[wattnotions] has been playing with matches, well the box they come in anyway. One day he was letting synapses fire unsupervised, and wondered if he could build a robot inside of a matchbox. His first prototype was a coin lithium battery and scrounged motors from those 3 US Dollar servos you can buy by the dozen. It scooted around just fine, but it drained the battery instantly and was a little boring.
Next, he etched a board. It had a little PIC micro, a connector for a mini LiPo, and an H bridge. It fired up just fine, and even though it drained the battery way too fast, at least it wasn’t brainless anymore. In our experience, robots tend to discard all the useful data they collect anyway, so being blind wasn’t too much of a problem.
Inspired and encouraged, with synapses gloriously undeterred, [wattnotions] set out to make a version 2. This time he ordered a board from OSHPark, made a 3D model in SketchUp, and proceeded to lock himself out from his own chip. Without a high voltage programmerhe was out of luck. The development was unfortunately put on hold.
It was fun to read along with [wattnotions] as he went on a small robot adventure. We hope he’ll complete a version 3 and have a swarm of the little fellows scooting around.
For a second I thought he was building these in the chassis of Matchbox cars but I see he’s using the boxes that matches come in.
There is plenty of I/O free so he could had a remote control. It can make car turn in wanted direction by differential PWM control of motors, as the motor with the highest PWM duty cycle will rotate faster than the one with lower PWM duty cycle.
He could also control the forward speed the same way.

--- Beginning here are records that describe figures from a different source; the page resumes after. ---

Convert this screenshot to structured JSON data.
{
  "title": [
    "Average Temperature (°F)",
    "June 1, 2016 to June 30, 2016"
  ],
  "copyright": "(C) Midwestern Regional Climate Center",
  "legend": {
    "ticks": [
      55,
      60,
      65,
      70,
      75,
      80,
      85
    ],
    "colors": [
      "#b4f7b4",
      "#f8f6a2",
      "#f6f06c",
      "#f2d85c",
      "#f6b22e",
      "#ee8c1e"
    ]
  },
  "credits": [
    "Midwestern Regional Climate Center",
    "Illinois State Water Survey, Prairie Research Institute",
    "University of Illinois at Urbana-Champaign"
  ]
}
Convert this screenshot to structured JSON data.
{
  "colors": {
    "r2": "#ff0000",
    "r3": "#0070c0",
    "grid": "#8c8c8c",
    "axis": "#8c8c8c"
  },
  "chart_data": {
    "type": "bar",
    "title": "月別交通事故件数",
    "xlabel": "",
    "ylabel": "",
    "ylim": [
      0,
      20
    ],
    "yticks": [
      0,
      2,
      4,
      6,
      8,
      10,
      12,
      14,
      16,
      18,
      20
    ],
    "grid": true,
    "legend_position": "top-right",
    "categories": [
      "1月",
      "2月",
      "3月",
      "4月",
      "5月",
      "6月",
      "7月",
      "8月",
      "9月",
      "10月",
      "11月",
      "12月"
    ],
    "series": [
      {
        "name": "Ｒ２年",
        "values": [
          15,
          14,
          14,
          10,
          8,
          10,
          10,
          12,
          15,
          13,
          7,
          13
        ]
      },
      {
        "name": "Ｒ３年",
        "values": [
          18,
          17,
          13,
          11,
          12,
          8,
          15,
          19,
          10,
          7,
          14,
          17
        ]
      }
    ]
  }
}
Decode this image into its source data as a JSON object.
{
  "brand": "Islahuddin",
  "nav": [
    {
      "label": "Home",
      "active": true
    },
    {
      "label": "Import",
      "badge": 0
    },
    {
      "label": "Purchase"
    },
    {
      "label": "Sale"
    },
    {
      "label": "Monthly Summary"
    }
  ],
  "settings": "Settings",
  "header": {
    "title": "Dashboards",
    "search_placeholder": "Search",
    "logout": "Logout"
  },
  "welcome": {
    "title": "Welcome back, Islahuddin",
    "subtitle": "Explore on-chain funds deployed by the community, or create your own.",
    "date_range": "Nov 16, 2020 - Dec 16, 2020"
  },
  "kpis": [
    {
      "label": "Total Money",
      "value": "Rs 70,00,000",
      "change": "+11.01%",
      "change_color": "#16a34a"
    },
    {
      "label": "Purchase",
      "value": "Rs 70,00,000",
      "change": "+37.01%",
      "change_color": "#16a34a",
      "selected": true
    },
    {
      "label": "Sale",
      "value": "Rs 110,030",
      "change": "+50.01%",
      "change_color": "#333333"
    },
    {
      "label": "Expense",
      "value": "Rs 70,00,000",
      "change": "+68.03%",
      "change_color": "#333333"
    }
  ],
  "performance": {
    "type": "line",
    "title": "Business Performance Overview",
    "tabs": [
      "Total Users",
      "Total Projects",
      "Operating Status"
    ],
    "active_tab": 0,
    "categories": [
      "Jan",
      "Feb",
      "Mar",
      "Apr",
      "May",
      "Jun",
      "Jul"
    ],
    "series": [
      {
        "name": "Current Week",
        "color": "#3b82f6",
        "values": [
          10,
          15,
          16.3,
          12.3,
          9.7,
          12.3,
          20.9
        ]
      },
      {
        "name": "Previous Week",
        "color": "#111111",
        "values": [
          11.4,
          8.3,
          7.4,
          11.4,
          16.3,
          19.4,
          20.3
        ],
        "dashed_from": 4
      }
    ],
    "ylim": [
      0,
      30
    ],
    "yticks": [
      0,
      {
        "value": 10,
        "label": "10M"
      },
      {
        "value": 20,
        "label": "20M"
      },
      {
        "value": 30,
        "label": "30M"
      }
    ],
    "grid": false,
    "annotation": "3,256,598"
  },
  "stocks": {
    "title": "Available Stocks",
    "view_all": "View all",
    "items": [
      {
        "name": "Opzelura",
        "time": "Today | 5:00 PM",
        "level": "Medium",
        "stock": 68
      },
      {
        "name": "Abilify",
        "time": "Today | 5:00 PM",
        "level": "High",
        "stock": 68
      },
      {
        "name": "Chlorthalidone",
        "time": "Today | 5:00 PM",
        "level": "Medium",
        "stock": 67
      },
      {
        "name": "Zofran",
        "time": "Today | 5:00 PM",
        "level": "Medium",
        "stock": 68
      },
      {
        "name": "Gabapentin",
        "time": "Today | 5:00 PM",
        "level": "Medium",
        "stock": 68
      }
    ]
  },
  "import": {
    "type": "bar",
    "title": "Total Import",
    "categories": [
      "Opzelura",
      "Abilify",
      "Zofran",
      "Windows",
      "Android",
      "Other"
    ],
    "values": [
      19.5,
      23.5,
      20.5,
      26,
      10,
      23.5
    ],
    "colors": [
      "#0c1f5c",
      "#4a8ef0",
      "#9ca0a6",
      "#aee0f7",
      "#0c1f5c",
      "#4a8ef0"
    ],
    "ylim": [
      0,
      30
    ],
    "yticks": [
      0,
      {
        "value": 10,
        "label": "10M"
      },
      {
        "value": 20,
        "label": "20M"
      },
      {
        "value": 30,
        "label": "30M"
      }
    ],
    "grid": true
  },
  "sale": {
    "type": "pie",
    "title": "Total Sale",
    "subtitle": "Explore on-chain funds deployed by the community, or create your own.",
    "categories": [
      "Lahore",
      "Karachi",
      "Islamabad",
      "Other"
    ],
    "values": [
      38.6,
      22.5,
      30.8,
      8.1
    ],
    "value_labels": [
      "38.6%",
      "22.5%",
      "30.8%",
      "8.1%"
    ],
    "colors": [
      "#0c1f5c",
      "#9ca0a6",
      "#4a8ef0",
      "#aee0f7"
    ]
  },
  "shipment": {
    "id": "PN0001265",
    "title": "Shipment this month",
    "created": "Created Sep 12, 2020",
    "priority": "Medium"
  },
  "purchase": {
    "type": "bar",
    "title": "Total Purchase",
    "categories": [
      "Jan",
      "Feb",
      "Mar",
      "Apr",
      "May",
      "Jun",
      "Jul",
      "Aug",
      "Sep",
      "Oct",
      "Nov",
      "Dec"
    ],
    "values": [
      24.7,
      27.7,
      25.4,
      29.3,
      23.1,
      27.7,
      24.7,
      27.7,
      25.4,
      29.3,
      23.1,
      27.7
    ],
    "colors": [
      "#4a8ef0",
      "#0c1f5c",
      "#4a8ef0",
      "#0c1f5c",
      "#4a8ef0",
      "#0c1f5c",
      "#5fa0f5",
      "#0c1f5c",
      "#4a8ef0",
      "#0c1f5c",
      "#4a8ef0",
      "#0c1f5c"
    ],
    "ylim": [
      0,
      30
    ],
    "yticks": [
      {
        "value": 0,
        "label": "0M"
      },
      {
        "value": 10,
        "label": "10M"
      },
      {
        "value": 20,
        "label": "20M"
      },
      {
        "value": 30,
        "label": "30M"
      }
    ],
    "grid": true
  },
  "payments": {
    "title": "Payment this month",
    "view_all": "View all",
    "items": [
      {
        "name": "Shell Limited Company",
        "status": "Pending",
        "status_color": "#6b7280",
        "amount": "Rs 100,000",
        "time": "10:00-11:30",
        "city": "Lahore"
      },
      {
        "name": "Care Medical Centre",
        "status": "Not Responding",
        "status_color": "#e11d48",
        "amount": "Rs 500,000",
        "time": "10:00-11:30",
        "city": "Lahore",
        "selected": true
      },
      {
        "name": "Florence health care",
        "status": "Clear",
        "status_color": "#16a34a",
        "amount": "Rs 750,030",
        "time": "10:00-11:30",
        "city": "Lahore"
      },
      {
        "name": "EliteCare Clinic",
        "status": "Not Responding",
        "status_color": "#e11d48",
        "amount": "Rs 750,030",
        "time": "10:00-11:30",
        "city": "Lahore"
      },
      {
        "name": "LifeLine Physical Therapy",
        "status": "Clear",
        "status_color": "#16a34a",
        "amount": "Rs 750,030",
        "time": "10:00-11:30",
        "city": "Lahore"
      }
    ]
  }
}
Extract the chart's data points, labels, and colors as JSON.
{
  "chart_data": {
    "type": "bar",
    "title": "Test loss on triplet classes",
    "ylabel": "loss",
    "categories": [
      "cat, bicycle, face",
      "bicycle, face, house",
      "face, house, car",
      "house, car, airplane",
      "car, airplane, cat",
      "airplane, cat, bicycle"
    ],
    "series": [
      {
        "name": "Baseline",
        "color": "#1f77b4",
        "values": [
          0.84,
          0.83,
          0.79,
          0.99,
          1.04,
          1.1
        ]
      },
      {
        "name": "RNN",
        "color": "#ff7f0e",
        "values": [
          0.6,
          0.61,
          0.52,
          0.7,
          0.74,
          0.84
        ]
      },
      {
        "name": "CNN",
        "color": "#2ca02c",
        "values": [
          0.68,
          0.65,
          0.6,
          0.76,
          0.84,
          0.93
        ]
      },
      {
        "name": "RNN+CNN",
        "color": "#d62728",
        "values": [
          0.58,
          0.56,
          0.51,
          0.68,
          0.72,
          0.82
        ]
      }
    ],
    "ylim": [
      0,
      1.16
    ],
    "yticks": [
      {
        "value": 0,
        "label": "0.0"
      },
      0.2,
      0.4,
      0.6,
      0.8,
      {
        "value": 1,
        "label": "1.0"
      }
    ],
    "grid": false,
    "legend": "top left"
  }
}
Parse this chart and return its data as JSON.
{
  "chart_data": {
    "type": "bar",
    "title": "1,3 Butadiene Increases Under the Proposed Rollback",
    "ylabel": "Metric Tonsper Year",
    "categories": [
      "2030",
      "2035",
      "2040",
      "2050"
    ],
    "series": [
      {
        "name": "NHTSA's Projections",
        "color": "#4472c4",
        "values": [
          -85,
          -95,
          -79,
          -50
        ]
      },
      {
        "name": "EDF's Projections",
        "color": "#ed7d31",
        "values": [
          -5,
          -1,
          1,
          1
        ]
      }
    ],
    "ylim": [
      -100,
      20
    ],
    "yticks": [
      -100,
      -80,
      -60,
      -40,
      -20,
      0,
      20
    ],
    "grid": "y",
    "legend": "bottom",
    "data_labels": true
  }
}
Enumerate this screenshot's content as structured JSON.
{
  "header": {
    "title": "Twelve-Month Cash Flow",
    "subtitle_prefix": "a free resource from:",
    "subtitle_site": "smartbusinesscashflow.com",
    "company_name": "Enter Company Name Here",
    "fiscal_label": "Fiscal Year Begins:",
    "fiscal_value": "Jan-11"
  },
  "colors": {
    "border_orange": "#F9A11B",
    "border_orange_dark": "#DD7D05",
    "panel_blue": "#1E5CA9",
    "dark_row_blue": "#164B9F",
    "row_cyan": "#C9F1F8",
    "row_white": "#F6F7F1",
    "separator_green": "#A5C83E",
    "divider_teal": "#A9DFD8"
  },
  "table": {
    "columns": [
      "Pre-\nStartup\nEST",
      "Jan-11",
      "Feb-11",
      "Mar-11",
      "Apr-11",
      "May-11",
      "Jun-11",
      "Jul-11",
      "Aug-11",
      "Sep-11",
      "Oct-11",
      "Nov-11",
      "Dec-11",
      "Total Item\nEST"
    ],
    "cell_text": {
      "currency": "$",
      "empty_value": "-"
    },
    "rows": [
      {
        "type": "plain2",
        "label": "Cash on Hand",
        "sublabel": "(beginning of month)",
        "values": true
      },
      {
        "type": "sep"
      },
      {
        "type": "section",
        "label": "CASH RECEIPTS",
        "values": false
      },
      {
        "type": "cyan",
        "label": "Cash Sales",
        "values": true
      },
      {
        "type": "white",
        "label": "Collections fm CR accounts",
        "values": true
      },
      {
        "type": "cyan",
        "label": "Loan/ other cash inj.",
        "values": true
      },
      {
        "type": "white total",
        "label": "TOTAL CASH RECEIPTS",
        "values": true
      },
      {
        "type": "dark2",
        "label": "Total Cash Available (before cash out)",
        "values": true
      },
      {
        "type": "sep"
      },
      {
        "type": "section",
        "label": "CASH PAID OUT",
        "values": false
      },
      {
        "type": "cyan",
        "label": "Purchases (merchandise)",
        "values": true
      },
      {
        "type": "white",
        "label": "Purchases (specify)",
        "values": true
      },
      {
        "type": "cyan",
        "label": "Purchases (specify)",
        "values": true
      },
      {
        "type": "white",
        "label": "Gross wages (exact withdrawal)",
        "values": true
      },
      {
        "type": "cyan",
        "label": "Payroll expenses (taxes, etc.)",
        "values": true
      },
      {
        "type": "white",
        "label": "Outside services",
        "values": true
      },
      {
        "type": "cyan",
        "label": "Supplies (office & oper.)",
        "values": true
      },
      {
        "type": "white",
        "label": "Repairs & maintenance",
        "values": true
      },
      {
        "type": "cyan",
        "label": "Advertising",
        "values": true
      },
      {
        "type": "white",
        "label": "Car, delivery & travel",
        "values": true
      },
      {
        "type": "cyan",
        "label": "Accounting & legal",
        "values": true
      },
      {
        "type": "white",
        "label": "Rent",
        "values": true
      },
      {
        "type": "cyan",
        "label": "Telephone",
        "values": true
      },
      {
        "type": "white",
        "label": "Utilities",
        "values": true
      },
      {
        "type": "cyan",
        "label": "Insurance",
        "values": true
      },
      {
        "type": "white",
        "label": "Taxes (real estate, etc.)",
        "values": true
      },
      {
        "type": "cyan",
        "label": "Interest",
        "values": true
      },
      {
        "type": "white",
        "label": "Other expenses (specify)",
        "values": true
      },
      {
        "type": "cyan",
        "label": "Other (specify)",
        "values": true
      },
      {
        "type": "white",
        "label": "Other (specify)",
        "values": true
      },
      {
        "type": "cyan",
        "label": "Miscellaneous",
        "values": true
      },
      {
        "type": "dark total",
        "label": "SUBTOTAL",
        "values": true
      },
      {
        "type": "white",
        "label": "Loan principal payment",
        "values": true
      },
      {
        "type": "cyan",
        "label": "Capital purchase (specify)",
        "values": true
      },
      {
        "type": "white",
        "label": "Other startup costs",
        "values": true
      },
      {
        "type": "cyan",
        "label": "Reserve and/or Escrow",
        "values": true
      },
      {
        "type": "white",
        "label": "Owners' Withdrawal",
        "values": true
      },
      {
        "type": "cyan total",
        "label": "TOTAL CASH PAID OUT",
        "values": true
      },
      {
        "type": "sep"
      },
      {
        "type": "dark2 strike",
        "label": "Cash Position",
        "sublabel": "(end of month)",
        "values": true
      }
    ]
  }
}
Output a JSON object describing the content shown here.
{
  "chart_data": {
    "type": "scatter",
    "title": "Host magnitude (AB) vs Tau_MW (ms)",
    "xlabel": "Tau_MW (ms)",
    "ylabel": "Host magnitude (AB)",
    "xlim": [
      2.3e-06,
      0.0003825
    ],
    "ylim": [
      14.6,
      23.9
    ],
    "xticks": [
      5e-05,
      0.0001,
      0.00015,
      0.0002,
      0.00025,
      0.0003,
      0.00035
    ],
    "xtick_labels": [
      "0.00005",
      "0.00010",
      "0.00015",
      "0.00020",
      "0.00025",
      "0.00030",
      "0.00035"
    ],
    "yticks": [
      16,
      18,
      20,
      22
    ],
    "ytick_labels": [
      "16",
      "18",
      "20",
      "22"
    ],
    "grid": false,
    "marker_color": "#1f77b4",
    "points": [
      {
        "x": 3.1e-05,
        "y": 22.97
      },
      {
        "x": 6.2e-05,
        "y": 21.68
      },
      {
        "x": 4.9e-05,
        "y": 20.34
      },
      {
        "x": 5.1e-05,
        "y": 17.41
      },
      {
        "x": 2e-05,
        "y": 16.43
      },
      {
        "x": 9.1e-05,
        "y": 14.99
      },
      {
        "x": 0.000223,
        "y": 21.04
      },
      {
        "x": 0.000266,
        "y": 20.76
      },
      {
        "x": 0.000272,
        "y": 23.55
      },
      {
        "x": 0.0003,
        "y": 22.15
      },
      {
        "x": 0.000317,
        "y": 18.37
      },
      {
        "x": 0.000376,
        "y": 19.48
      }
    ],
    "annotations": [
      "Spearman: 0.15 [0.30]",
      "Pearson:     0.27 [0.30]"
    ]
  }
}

navigation with an accelerometer (i.e. reverse out left, right or center after bumping into something) might be a fun thing to try on this…
Articles about tiny robot inside matchbox was on hackaday few years before:
http://hackaday.com/2011/09/07/matchbox-sized-line-following-robot/
http://hackaday.com/2011/12/05/update-tiny-line-follower-and-more/
I made a tiny line follower, but I didn’t craft my own PCBs.
I did have to hand-craft inductors though! :-)
https://hackaday.io/project/563-hand-wound-inductors-for-a-tiny-robot
He’s without an HV programmer… but it’s pretty trivial to make one yourself. PIC just needs a 12V source but signalling is still 5V is it not?
Nice project. The poor battery life is probably down to motor size and gearing. Those motors are too big for a vehicle this size! Also the friction from not having a third wheel is probably not ideal!
I’ve got a similar sized RC car which uses two of the ‘nano quadcopter’ sized motors. One for the drive terrain with a couple of small plastic gears (I bet you could use the ones in the servo) and one for the rack and pinion steering. The 90mah battery outlasts me getting bored.
The steering is interesting because it just uses a resistor to limiit the stall current of the motor. The steering is pretty ‘binary’.
I’ve also got a slighly larger car which has a tiny penny-sized servo with no pcb in it – it has a 6 wire connector so offloads the processing/driving to the IC on the car’s main PCB. I’d love to be able to get those cheap!
Gerrit, you have made my day. “with synapses gloriously undeterred” is one of the most brilliant phrases I’ve heard in a while. Much better than “Watch this; I’m gonna try something.”, “YOLO!”, or other prefixes to Darwin Award worthy events.